3. L'amélioration de la situation sanitaire et sociale des personnes prostituées nécessite un engagement plus fort et mieux structuré de la puissance publique aux côtés des associations

Les financements alloués par l'Etat aux associations intervenant auprès des personnes prostituées ont connu une diminution régulière entre 2006 et 2012 . Si la baisse semble enrayée, il est essentiel de davantage sécuriser les financements et d'améliorer leur visibilité pluriannuelle. La coordination des services ministériels chargés de l'action sanitaire et de l'accompagnement social doit également être renforcée, notamment dans le but de définir une politique de subventionnement partagée afin que leur action soit plus lisible pour les acteurs de terrain.

La mission a identifié trois enjeux principaux en matière de pilotage de l'action publique : une intensification de l'effort en matière de lutte contre la traite des êtres humains à des fins d'exploitation sexuelle ; la promotion de dispositifs de partenariats souples entre acteurs institutionnels et associatifs dans les territoires ; la réaffirmation du rôle du système de santé auprès des personnes prostituées.

Les propositions de vos rapporteurs :

- Structurer le pilotage interministériel des actions menées auprès des personnes prostituées afin de garantir la complémentarité des champs sanitaire et social. Travailler en particulier à la définition d'une politique de subventionnement des associations partagée.

- Donner aux associations les moyens d'agir sur le long terme en enrayant la baisse des financements, en évitant leur saupoudrage et en leur donnant une visibilité pluriannuelle.

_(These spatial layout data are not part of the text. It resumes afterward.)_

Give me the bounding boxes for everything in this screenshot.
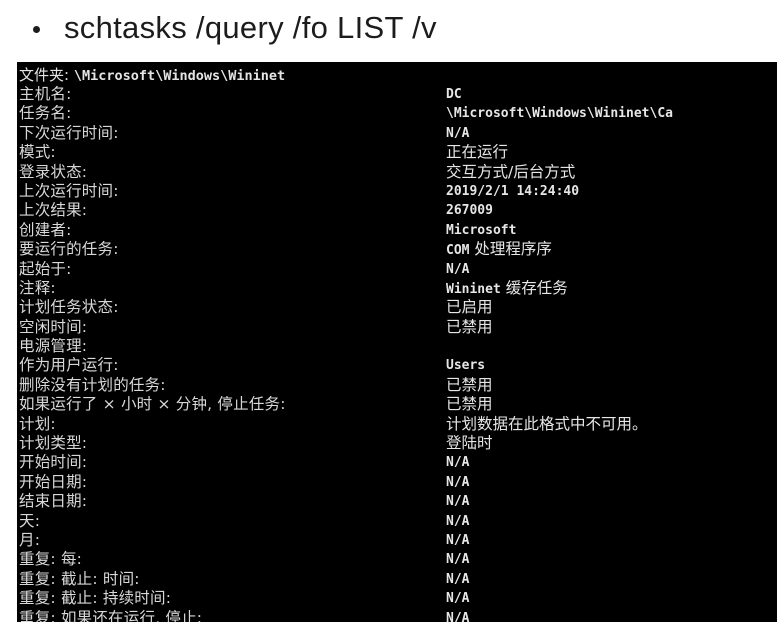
row-label: 重复: 每: — [19, 550, 83, 569]
row-last-run-time: 上次运行时间: 2019/2/1 14:24:40 — [19, 182, 777, 201]
row-label: 注释: — [19, 278, 56, 297]
row-label: 空闲时间: — [19, 317, 88, 336]
row-value-mono: COM — [446, 243, 470, 259]
row-schedule: 计划: 计划数据在此格式中不可用。 — [19, 415, 777, 434]
row-months: 月: N/A — [19, 531, 777, 550]
row-idle-time: 空闲时间: 已禁用 — [19, 318, 777, 337]
row-value: 登陆时 — [446, 434, 493, 453]
row-scheduled-task-state: 计划任务状态: 已启用 — [19, 298, 777, 317]
row-value: Microsoft — [446, 222, 517, 238]
row-value: N/A — [446, 610, 470, 622]
row-label: 要运行的任务: — [19, 240, 119, 259]
row-label: 如果运行了 × 小时 × 分钟, 停止任务: — [19, 395, 286, 414]
row-value: 已启用 — [446, 298, 493, 317]
row-value: 已禁用 — [446, 395, 493, 414]
row-value-mono: Wininet — [446, 281, 501, 297]
row-value: N/A — [446, 532, 470, 548]
row-value: N/A — [446, 552, 470, 568]
row-days: 天: N/A — [19, 512, 777, 531]
row-value: N/A — [446, 474, 470, 490]
command-text: schtasks /query /fo LIST /v — [64, 10, 437, 45]
row-label: 开始日期: — [19, 472, 88, 491]
row-value-text: 处理程序序 — [469, 240, 552, 259]
row-repeat-until-duration: 重复: 截止: 持续时间: N/A — [19, 589, 777, 608]
row-start-time: 开始时间: N/A — [19, 453, 777, 472]
row-label: 电源管理: — [19, 337, 88, 356]
row-label: 下次运行时间: — [19, 123, 119, 142]
row-logon-mode: 登录状态: 交互方式/后台方式 — [19, 163, 777, 182]
row-value: 交互方式/后台方式 — [446, 162, 576, 181]
row-label: 计划任务状态: — [19, 298, 119, 317]
row-start-date: 开始日期: N/A — [19, 473, 777, 492]
row-value: N/A — [446, 494, 470, 510]
row-label: 任务名: — [19, 104, 72, 123]
folder-line: 文件夹: \Microsoft\Windows\Wininet — [19, 66, 285, 86]
row-repeat-stop-if-running: 重复: 如果还在运行, 停止: N/A — [19, 609, 777, 622]
row-value: DC — [446, 87, 462, 102]
console-window: 文件夹: \Microsoft\Windows\Wininet 主机名: DC 任… — [17, 62, 777, 622]
row-label: 计划: — [19, 414, 56, 433]
row-value: \Microsoft\Windows\Wininet\Ca — [446, 106, 673, 122]
row-label: 模式: — [19, 143, 56, 162]
row-label: 创建者: — [19, 220, 72, 239]
row-label: 计划类型: — [19, 434, 88, 453]
row-label: 作为用户运行: — [19, 356, 119, 375]
row-mode: 模式: 正在运行 — [19, 143, 777, 162]
row-last-result: 上次结果: 267009 — [19, 201, 777, 220]
row-power-management: 电源管理: — [19, 337, 777, 356]
row-value: 正在运行 — [446, 143, 509, 162]
row-task-to-run: 要运行的任务: COM 处理程序序 — [19, 240, 777, 259]
row-value: N/A — [446, 571, 470, 587]
row-taskname: 任务名: \Microsoft\Windows\Wininet\Ca — [19, 104, 777, 123]
row-label: 主机名: — [19, 85, 72, 103]
row-label: 上次运行时间: — [19, 181, 119, 200]
row-label: 重复: 如果还在运行, 停止: — [19, 608, 203, 622]
row-value: Wininet 缓存任务 — [446, 279, 568, 299]
row-label: 重复: 截止: 持续时间: — [19, 589, 172, 608]
row-label: 上次结果: — [19, 201, 88, 220]
row-value: N/A — [446, 261, 470, 277]
row-label: 天: — [19, 511, 41, 530]
row-run-as-user: 作为用户运行: Users — [19, 356, 777, 375]
task-property-list: 主机名: DC 任务名: \Microsoft\Windows\Wininet\Ca… — [19, 85, 777, 622]
row-delete-if-not-scheduled: 删除没有计划的任务: 已禁用 — [19, 376, 777, 395]
row-value: 2019/2/1 14:24:40 — [446, 183, 580, 199]
row-label: 月: — [19, 530, 41, 549]
folder-label: 文件夹: — [19, 66, 70, 84]
row-next-run-time: 下次运行时间: N/A — [19, 124, 777, 143]
row-value: 267009 — [446, 203, 493, 219]
row-comment: 注释: Wininet 缓存任务 — [19, 279, 777, 298]
row-value: N/A — [446, 513, 470, 529]
row-value: N/A — [446, 455, 470, 471]
row-label: 删除没有计划的任务: — [19, 375, 166, 394]
row-repeat-until-time: 重复: 截止: 时间: N/A — [19, 570, 777, 589]
row-value: 已禁用 — [446, 317, 493, 336]
row-value: 计划数据在此格式中不可用。 — [446, 414, 648, 433]
row-value: COM 处理程序序 — [446, 240, 552, 260]
row-start-in: 起始于: N/A — [19, 260, 777, 279]
row-schedule-type: 计划类型: 登陆时 — [19, 434, 777, 453]
row-label: 起始于: — [19, 259, 72, 278]
row-label: 登录状态: — [19, 162, 88, 181]
row-author: 创建者: Microsoft — [19, 221, 777, 240]
row-value: N/A — [446, 591, 470, 607]
row-label: 开始时间: — [19, 453, 88, 472]
row-end-date: 结束日期: N/A — [19, 492, 777, 511]
slide-bullet: schtasks /query /fo LIST /v — [33, 6, 437, 50]
row-repeat-every: 重复: 每: N/A — [19, 550, 777, 569]
row-label: 重复: 截止: 时间: — [19, 569, 140, 588]
folder-path: \Microsoft\Windows\Wininet — [73, 68, 286, 84]
row-value-text: 缓存任务 — [500, 278, 568, 297]
row-value: 已禁用 — [446, 375, 493, 394]
row-label: 结束日期: — [19, 492, 88, 511]
row-stop-task-if-runs: 如果运行了 × 小时 × 分钟, 停止任务: 已禁用 — [19, 395, 777, 414]
row-value: Users — [446, 358, 486, 374]
row-hostname: 主机名: DC — [19, 85, 777, 104]
bullet-dot-icon — [33, 25, 40, 33]
row-value: N/A — [446, 125, 470, 141]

- Renouer avec la conclusion de conventions de financement pluriannuelles des associations têtes de réseau.

- Conforter la place et les moyens alloués au dispositif national d'accueil et de protection des victimes de la traite des êtres humains (Ac.Sé) et assurer la réunion régulière de son comité de pilotage.

- Renforcer le rôle de la mission interministérielle pour la protection des femmes contre les violences et la lutte contre la traite des êtres humains (Miprof) en étendant ses missions relatives à la lutte contre la traite des êtres humains à des fins d'exploitation sexuelle.

- Encourager la généralisation de partenariats souples entre acteurs associatifs et institutionnels dans les territoires sur le modèle du réseau d'intervention sociale auprès des personnes prostituées (Ripspp).

- Faire des permanences d'accès aux soins de santé (Pass) de véritables passerelles vers les services de soins de droit commun en assurant notamment la formation des personnels qui y travaillent aux problématiques de la prostitution et de la traite des êtres humains à des fins d'exploitation sexuelle.

- Développer l'utilisation des tests rapides d'orientation diagnostique (Trod) en direction des personnes prostituées afin d'améliorer leur taux d'accès au dépistage du VIH.

- Profiter de la prochaine évaluation des projets régionaux de santé pour encourager une intégration plus systématique des questions de prostitution dans les documents de planification.

- Conforter le rôle de coordination des agences régionales de santé (ARS) sur les questions sanitaires et sociales relatives aux personnes prostituées, notamment par le lancement d'appels à projets conjoints.

- Renforcer, en lien avec les observatoires régionaux de santé, l'expertise des ARS au sujet de la situation sanitaire et sociale des personnes prostituées.